A familial study of a de novo FGG gene mutation causing congenital hypofibrinogenaemia and intervention during pregnancy and childbirth

To investigate the family line of a pregnant woman with congenital hypofibrinogenaemia due to a de novo mutation in the fibrinogen gamma (FGG) gene and experimentally explore its molecular pathological mechanisms. Peripheral blood specimens were collected from the proband and her family members for coagulation tests to assess their coagulation function.
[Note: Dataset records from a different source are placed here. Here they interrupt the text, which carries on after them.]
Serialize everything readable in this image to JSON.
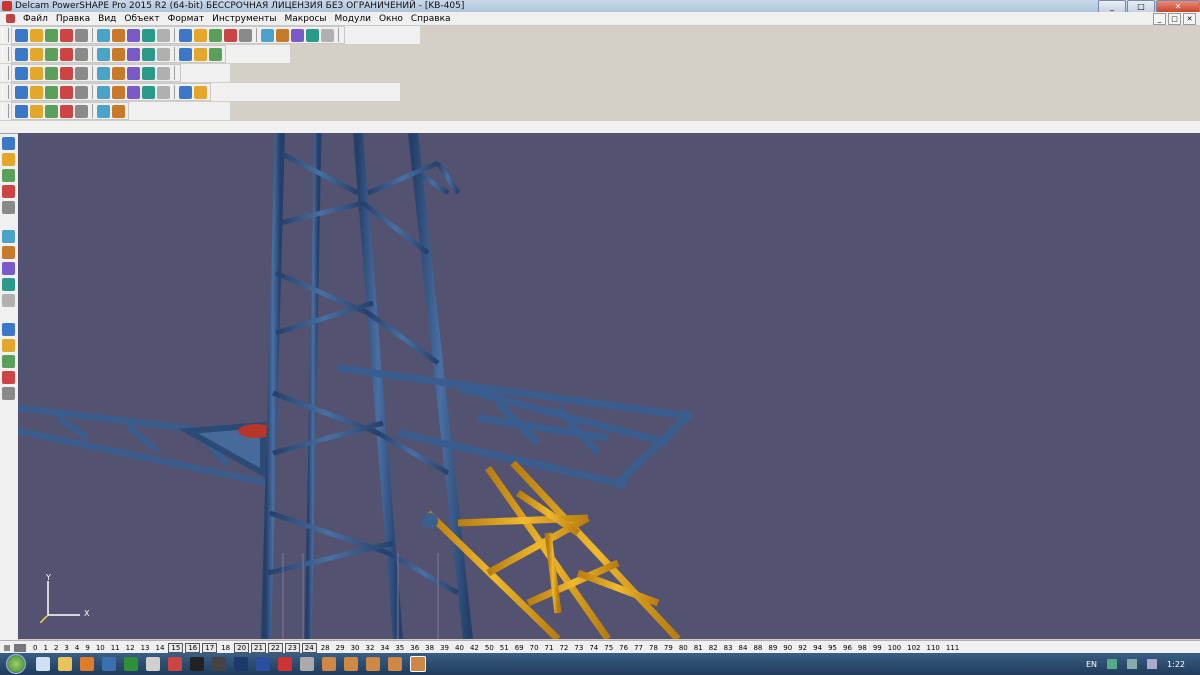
{
  "window": {
    "title": "Delcam PowerSHAPE Pro 2015 R2 (64-bit) БЕССРОЧНАЯ ЛИЦЕНЗИЯ БЕЗ ОГРАНИЧЕНИЙ - [KB-405]",
    "controls": [
      "_",
      "□",
      "✕"
    ]
  },
  "menubar": {
    "items": [
      "Файл",
      "Правка",
      "Вид",
      "Объект",
      "Формат",
      "Инструменты",
      "Макросы",
      "Модули",
      "Окно",
      "Справка"
    ],
    "mdi_controls": [
      "_",
      "□",
      "✕"
    ]
  },
  "toolbars": {
    "row1_icons": [
      "new-icon",
      "open-icon",
      "save-icon",
      "print-icon",
      "cut-icon",
      "copy-icon",
      "paste-icon",
      "delete-icon",
      "undo-icon",
      "redo-icon",
      "select-icon",
      "line-icon",
      "arc-icon",
      "circle-icon",
      "curve-icon",
      "text-icon",
      "dimension-icon",
      "measure-icon",
      "gear-icon",
      "tool-icon"
    ],
    "row2_icons": [
      "view-front-icon",
      "view-side-icon",
      "view-top-icon",
      "view-iso-icon",
      "zoom-in-icon",
      "zoom-out-icon",
      "zoom-box-icon",
      "zoom-fit-icon",
      "pan-icon",
      "rotate-icon",
      "shade-icon",
      "wireframe-icon",
      "light-icon"
    ],
    "row3_icons": [
      "layer-icon",
      "level-icon",
      "workplane-icon",
      "surface-icon",
      "solid-icon",
      "mesh-icon",
      "material-icon",
      "render-icon",
      "analyze-icon",
      "export-icon"
    ],
    "row4_icons": [
      "sketch-icon",
      "fillet-icon",
      "extrude-icon",
      "revolve-icon",
      "sweep-icon",
      "loft-icon",
      "shell-icon",
      "boolean-icon",
      "mirror-icon",
      "pattern-icon",
      "feature-icon",
      "check-icon"
    ],
    "row5_icons": [
      "assembly-icon",
      "component-icon",
      "constraint-icon",
      "motion-icon",
      "explode-icon",
      "bom-icon",
      "draft-icon"
    ]
  },
  "left_toolbar": {
    "icons": [
      "pointer-icon",
      "filter-icon",
      "workplane-icon",
      "warning-icon",
      "blend-icon",
      "trim-icon",
      "offset-icon",
      "split-icon",
      "fillet-icon",
      "transform-icon",
      "mirror-icon",
      "scale-icon",
      "surface-edit-icon",
      "solid-edit-icon",
      "mesh-edit-icon"
    ]
  },
  "viewport": {
    "background": "#535270",
    "axis": {
      "x": "X",
      "y": "Y"
    },
    "colors": {
      "tower": "#2f4e7a",
      "boom": "#d89b1c",
      "highlight": "#c0392b"
    }
  },
  "levels": {
    "items": [
      "0",
      "1",
      "2",
      "3",
      "4",
      "9",
      "10",
      "11",
      "12",
      "13",
      "14",
      "15",
      "16",
      "17",
      "18",
      "20",
      "21",
      "22",
      "23",
      "24",
      "28",
      "29",
      "30",
      "32",
      "34",
      "35",
      "36",
      "38",
      "39",
      "40",
      "42",
      "50",
      "51",
      "69",
      "70",
      "71",
      "72",
      "73",
      "74",
      "75",
      "76",
      "77",
      "78",
      "79",
      "80",
      "81",
      "82",
      "83",
      "84",
      "88",
      "89",
      "90",
      "92",
      "94",
      "95",
      "96",
      "98",
      "99",
      "100",
      "102",
      "110",
      "111"
    ],
    "boxed": [
      "15",
      "16",
      "17",
      "20",
      "21",
      "22",
      "23",
      "24"
    ]
  },
  "taskbar": {
    "language": "EN",
    "time": "1:22"
  }
}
Whole exome sequencing was used to determine the gene mutation in the family lineage. SDS-PAGE was utilized to analyze the plasma of the proband and her mother for their congenital hypofibrinogenaemia. Structural distribution was analyzed by scanning electron microscopy. Molecular modeling was performed to predict the effect of mutation sites on fibrinogen structure and function. A de novo heterozygous mutation in the FGG gene was identified: c.702G > T, with a markedly prolonged thrombin time. The thromboelastography results showed that her fibrinogen function was essentially normal. LC-MS/MS showed no plasma or mutant chains in the plasma. Molecular modeling showed that this de novo mutation altered the structure of fibrinogen in the patient and her fibrinogen was heterogeneous in diameter and sparsely networked under electron microscopy. An intermittent infusion of 6 g of fibrinogen in the prenatal period of the proband brought the fibrinogen level of the patient to 2.13 g/L. No significant haemorrhage was detected between and after the caesarean section. The FGG gene NM_021870.3: c.702G > T (p.Trp234Cys) mutation is a de novo mutation, which is heterozygous in both the proband and her mother. It's the biogenetic basis for the pathogenicity of this congenital hypofibrinogenaemia family line.